A Student Response to Malcolm Butler…

Hi Malcolm,

I would like to thank you for your email, while it did not address all of our questions and was not reflective of the tone in our meeting, tangible communication with the administration has been very difficult to come by. It is wonderful that so much work has been accomplished since we first raised the many issues associated with this project, however, it has been very apparent that this is a bottom-up planning process where we have constantly had to identify problems and requirements repeatedly in order to have them acted on. With less than four weeks to the move date there are still many, many details not yet finalized and it is highly evident that planning for this displacement did not begin until students began raising issues.

Research can often run into difficulties, antibodies may not work, treatments may not have the desired effects or, another lab may scoop your results and publish first. These are all inherent risks which are acknowledged and accepted when conducting research. Capricious laboratory demolition is not. The sudden, poorly-planned eviction of a laboratory would more closely resemble the extraordinary circumstances of a natural disaster such as a fire or flood. Given that this was planned (albeit poorly) by the university, in secret, without adequate notification or consultation and will have a significant impact on graduate students research output, which is directly correlated with our grant potential, I feel Carleton University has a very real responsibility to compensate my lost work.

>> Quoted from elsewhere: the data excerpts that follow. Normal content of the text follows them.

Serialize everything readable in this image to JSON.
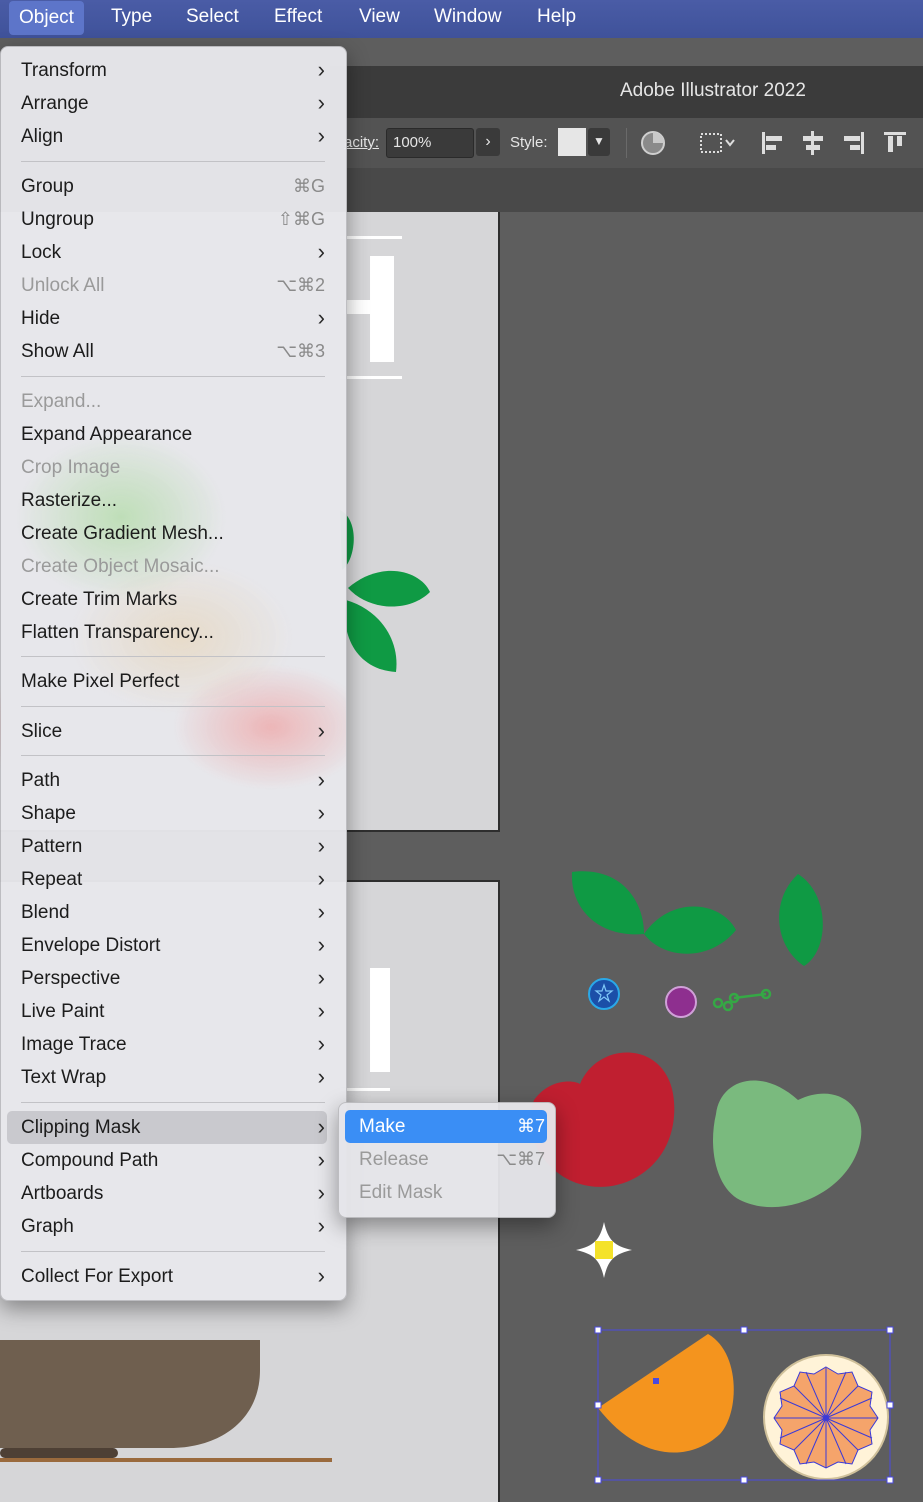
{
  "menubar": {
    "items": [
      "Object",
      "Type",
      "Select",
      "Effect",
      "View",
      "Window",
      "Help"
    ],
    "active": "Object"
  },
  "window": {
    "title": "Adobe Illustrator 2022"
  },
  "controlbar": {
    "opacity_label": "acity:",
    "opacity_value": "100%",
    "style_label": "Style:"
  },
  "object_menu": {
    "items": [
      {
        "label": "Transform",
        "submenu": true
      },
      {
        "label": "Arrange",
        "submenu": true
      },
      {
        "label": "Align",
        "submenu": true
      },
      {
        "label": "Group",
        "shortcut": "⌘G"
      },
      {
        "label": "Ungroup",
        "shortcut": "⇧⌘G"
      },
      {
        "label": "Lock",
        "submenu": true
      },
      {
        "label": "Unlock All",
        "shortcut": "⌥⌘2",
        "disabled": true
      },
      {
        "label": "Hide",
        "submenu": true
      },
      {
        "label": "Show All",
        "shortcut": "⌥⌘3"
      },
      {
        "label": "Expand...",
        "disabled": true
      },
      {
        "label": "Expand Appearance"
      },
      {
        "label": "Crop Image",
        "disabled": true
      },
      {
        "label": "Rasterize..."
      },
      {
        "label": "Create Gradient Mesh..."
      },
      {
        "label": "Create Object Mosaic...",
        "disabled": true
      },
      {
        "label": "Create Trim Marks"
      },
      {
        "label": "Flatten Transparency..."
      },
      {
        "label": "Make Pixel Perfect"
      },
      {
        "label": "Slice",
        "submenu": true
      },
      {
        "label": "Path",
        "submenu": true
      },
      {
        "label": "Shape",
        "submenu": true
      },
      {
        "label": "Pattern",
        "submenu": true
      },
      {
        "label": "Repeat",
        "submenu": true
      },
      {
        "label": "Blend",
        "submenu": true
      },
      {
        "label": "Envelope Distort",
        "submenu": true
      },
      {
        "label": "Perspective",
        "submenu": true
      },
      {
        "label": "Live Paint",
        "submenu": true
      },
      {
        "label": "Image Trace",
        "submenu": true
      },
      {
        "label": "Text Wrap",
        "submenu": true
      },
      {
        "label": "Clipping Mask",
        "submenu": true,
        "highlighted": true
      },
      {
        "label": "Compound Path",
        "submenu": true
      },
      {
        "label": "Artboards",
        "submenu": true
      },
      {
        "label": "Graph",
        "submenu": true
      },
      {
        "label": "Collect For Export",
        "submenu": true
      }
    ]
  },
  "clipping_mask_submenu": {
    "items": [
      {
        "label": "Make",
        "shortcut": "⌘7",
        "selected": true
      },
      {
        "label": "Release",
        "shortcut": "⌥⌘7",
        "disabled": true
      },
      {
        "label": "Edit Mask",
        "disabled": true
      }
    ]
  },
  "colors": {
    "menubar": "#4356a0",
    "selection_blue": "#3a8ef5",
    "leaf_green": "#0f9a44",
    "apple_red": "#c01f30",
    "light_green": "#7aba7e",
    "orange": "#f4941e",
    "purple": "#8e2f8f",
    "blueberry": "#1b4fa8"
  }
}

Each year I pay close to $11,000 in tuition to Carleton University. I selected Carleton based on its faculty and research programs to carry out my research in preparation for post-docs and my future career. As a graduate student I take very few classes thus the vast majority of this tuition represents what I pay for direct access to my supervisor and the ability to carry out my research in its entirety at Carleton University. Both of these two services are being disrupted by this planning fiasco (I will have much less access to my supervisor, whom I work with in person daily and have access to less flexible lab and animal space with which to continue my experiments). On top of this my daily commute will be greatly extended and, the still incomplete plans suggest that once the lab space at HSB is ready we will lose the wet-lab space at OttawaU forcing me to commute back and forth several times per day and force me to halt the majority of my molecular work until the two facilities are once again in the same building. To state that compensation is inappropriate or that these delays could have occurred without the intervention of the university is completely false and unacceptable.

While I could continue to bring up reasons and better explain the differences between unexpected disruption and negligent, purposeful planning, I hope that as a senior member of the university you can see for yourself the error in Carleton’s position and work to rectify it, if not perhaps the other senior members of the university included in this email can figure it out together.